A team of military searchers, anthropologists and mountaineers is once again trying to turn back the clock on the crash of a C-124 Globemaster cargo plane that slammed into a mountainside above Southcentral Alaska's Colony Glacier in 1952.
Everyone aboard the aircraft died in the crash. Most were on their way to duty stations across the state, in the midst of the Cold War. But the glacier that swallowed the wreckage in the wake of the crash has recently been giving up its grim possessions.

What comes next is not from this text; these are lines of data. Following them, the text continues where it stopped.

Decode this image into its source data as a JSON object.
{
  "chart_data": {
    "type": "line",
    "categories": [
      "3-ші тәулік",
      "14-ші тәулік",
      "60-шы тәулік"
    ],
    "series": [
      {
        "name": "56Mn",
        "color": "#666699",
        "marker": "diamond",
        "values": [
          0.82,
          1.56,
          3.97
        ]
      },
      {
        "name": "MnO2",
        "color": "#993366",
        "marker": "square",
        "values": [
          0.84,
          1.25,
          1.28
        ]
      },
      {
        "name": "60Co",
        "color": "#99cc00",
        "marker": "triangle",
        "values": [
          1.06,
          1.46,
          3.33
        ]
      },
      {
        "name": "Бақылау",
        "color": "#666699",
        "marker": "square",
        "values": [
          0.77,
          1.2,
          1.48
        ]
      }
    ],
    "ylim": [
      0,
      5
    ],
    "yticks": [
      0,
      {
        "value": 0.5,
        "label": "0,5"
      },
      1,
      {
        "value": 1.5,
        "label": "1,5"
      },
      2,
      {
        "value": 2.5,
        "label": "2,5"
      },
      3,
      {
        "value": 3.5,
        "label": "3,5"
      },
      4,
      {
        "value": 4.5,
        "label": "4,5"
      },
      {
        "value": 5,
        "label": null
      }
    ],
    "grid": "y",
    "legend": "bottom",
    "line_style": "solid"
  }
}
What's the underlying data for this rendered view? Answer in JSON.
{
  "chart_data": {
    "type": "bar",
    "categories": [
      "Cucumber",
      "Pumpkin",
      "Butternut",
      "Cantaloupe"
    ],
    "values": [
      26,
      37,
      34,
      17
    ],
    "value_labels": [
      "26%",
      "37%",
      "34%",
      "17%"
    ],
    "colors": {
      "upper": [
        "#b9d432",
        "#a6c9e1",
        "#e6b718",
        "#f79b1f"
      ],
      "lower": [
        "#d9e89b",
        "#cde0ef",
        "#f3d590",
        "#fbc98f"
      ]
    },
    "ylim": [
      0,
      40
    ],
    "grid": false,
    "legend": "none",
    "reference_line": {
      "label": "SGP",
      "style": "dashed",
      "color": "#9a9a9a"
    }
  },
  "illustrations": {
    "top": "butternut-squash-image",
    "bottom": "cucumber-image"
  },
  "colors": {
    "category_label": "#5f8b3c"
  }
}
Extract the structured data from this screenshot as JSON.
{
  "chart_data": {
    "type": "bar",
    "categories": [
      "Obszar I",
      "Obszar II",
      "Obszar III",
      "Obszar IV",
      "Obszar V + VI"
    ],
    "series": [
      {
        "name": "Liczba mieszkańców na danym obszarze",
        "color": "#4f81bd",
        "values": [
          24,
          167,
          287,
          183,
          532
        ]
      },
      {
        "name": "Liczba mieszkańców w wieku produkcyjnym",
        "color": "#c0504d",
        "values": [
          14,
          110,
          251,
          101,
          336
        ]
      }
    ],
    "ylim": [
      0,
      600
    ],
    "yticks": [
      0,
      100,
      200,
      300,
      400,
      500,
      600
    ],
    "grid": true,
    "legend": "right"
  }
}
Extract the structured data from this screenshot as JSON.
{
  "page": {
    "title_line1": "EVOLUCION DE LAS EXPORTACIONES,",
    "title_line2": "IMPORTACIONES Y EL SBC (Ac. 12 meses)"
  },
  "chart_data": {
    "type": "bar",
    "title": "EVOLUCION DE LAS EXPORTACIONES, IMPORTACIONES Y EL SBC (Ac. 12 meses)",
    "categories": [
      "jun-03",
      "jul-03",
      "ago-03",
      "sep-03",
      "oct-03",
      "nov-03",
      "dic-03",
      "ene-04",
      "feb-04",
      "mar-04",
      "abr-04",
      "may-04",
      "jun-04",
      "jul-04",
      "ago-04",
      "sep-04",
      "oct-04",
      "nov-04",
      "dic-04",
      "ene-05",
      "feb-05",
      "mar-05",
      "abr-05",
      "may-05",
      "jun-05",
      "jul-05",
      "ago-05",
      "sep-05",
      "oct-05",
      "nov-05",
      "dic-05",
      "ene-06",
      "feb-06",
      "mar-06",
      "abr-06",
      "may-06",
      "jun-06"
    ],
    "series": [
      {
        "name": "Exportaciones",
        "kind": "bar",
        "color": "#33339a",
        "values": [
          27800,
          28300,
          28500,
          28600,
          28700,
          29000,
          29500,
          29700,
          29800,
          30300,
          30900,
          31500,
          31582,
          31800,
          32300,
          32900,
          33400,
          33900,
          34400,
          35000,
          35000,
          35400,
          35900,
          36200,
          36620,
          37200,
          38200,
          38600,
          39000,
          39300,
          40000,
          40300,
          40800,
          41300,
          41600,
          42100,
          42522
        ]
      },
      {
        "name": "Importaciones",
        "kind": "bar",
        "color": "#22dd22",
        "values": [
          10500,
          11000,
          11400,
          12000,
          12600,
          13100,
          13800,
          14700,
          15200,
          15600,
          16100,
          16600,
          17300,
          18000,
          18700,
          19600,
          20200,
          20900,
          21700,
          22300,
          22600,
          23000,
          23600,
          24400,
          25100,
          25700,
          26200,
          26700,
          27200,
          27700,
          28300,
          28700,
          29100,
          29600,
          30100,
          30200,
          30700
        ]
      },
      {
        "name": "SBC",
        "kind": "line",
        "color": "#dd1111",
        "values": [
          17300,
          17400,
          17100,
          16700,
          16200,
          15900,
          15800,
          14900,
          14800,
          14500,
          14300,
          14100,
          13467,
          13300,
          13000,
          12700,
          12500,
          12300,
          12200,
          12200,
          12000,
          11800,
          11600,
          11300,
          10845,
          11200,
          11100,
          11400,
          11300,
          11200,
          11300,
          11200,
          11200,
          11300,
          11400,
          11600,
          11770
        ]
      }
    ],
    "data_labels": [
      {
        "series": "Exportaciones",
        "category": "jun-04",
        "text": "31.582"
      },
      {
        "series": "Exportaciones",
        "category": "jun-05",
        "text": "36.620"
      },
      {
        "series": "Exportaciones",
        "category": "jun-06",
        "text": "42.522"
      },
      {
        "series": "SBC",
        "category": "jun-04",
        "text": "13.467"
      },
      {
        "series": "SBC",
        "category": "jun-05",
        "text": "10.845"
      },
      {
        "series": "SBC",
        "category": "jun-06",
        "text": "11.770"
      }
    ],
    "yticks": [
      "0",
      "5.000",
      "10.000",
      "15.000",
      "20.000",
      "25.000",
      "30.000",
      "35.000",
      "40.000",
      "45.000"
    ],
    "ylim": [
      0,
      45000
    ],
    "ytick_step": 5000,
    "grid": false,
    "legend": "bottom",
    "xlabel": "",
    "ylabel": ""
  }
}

The wreckage, first spotted six days after the plane went down on Nov. 22, 1952, was quickly hidden by the shifting glacier, located about 50 miles east of Anchorage. At the time, military officials deemed the area too dangerous for any recovery efforts. Decades went by, and 60 years later, in 2012, an Alaska Army National Guard helicopter pilot spotted the debris, brought to the surface by the glacier's constant movement.
Beginning earlier this month, the Joint MIA/POW Accounting Command again returned to the crash site to recover remains and artifacts from the wreckage -- estimated to be spread out in a roughly 500-by-100-meter area, about 15 miles from the site of the initial crash. And even after four years of searching at the site, JPAC is still finding crash artifacts.
"Every year we come out here there is more and more debris, and in different areas," said JPAC team member Roy Adkins. "We left on a Friday and came back on a Monday, and new debris fields had shown up."